Hans Urs von Balthasar asks the question: should faith or theology be the basis of catechesis? Key to his response is this: "Any catechesis . . . would be on the wrong track from the outset if it were to start with the faith experience of Christians in the primitive Church as a psychological fact and not with the content of faith."
Joseph Cardinal Ratzinger, prefect of the Sacred Congregation for the Doctrine of the Faith, writes about "the four classical and master components of catechesis" (the Apostles Creed, the Sacraments, the Ten Commandments, the Lord's Prayer). He speaks warmly of the Roman Catechism and states categorically: "I do not see why anyone wants simply to abandon this simple structure, just as correct theologically as it is pedagogically."

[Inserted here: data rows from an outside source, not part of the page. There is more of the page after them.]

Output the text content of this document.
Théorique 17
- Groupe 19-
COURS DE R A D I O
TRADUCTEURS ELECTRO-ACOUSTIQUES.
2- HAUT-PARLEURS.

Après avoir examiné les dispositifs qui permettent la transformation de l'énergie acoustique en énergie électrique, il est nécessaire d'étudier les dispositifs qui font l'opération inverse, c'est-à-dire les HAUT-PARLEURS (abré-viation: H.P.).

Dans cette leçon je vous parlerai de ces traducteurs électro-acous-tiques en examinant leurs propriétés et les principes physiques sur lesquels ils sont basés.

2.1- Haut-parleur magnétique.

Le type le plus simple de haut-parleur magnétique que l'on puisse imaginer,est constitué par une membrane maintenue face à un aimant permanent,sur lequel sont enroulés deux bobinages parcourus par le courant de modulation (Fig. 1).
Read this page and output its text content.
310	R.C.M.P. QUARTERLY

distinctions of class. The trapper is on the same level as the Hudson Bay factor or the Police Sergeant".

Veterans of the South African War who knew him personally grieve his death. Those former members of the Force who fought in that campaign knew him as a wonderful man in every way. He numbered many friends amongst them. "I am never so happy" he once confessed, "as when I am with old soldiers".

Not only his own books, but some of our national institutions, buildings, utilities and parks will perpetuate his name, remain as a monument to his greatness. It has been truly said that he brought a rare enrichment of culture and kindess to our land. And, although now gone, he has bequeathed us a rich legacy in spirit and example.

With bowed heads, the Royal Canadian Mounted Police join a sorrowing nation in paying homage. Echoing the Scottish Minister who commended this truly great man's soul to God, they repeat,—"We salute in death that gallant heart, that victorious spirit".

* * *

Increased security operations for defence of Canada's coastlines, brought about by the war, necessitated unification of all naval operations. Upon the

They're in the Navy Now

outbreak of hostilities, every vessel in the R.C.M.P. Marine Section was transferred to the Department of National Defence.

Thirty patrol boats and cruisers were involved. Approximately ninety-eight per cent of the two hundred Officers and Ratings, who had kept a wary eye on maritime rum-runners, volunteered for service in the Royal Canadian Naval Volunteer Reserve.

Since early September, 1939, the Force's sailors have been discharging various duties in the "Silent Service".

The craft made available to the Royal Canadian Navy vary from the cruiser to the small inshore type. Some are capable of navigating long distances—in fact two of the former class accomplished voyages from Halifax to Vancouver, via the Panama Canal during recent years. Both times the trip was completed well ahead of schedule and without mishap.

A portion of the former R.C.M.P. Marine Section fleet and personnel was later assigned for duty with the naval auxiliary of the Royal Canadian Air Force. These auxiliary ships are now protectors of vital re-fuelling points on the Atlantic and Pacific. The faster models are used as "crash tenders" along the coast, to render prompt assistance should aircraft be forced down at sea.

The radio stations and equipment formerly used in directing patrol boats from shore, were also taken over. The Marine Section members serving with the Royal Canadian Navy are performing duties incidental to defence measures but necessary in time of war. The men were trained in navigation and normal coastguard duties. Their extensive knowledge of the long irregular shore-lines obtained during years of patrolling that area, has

Karl Lehmann's point is this: "In the faith of the Bible, redemption . . . is transmitted rather as the living 'remembrance' (anamnesis, memoria) of God's saving deeds performed in history and accessible to faith's present moment only through word and sacrament." It is in this context of remembering that memorization finds its meaning and measure.
Guy Bedouelle traces for us the history of the catechism from Cyril of Jerusalem, Ambrose, and Augustine through Abelard and Gerson to the profusion of catechisms in the 16th century. He does so to prepare for a "rebirth" of the catechism in our day.
Marguerite Léna has written a haunting lyrical piece which should be read by every catechist—stressing as it does "the Spirit placed on that Word like a tongue of fire."
Kevin Ryan and Frederick Ellrod give a straightforward exposition of the strengths and weaknesses of the three most popular approaches to moral education today and then add a brief look at the more traditional approach. What is their conclusion? None of the three is "sufficiently valid to be accepted as a model for secular moral education," much less for catechesis. The good points of each might be added to the traditional approach as a better model for religious education.
Kirk Kilpatrick has written a fascinating piece about "Christianity and Its Psychological Imitations." He shows how our ancestors, both Christian and non-Christian, were better psychologists than our contemporaries because they understood that moral argument consists of grasping their imagination, and they know how to do it. This article is a chapter of his forthcoming book, Psychological Seduction (Thomas Nelson Publishes, pub. date, August 1983).
It is our hope that this issue will be widely circulated among bishops, priests, sisters, teachers and especially parents—all of whom are called to the task of catechesis. Happy reading!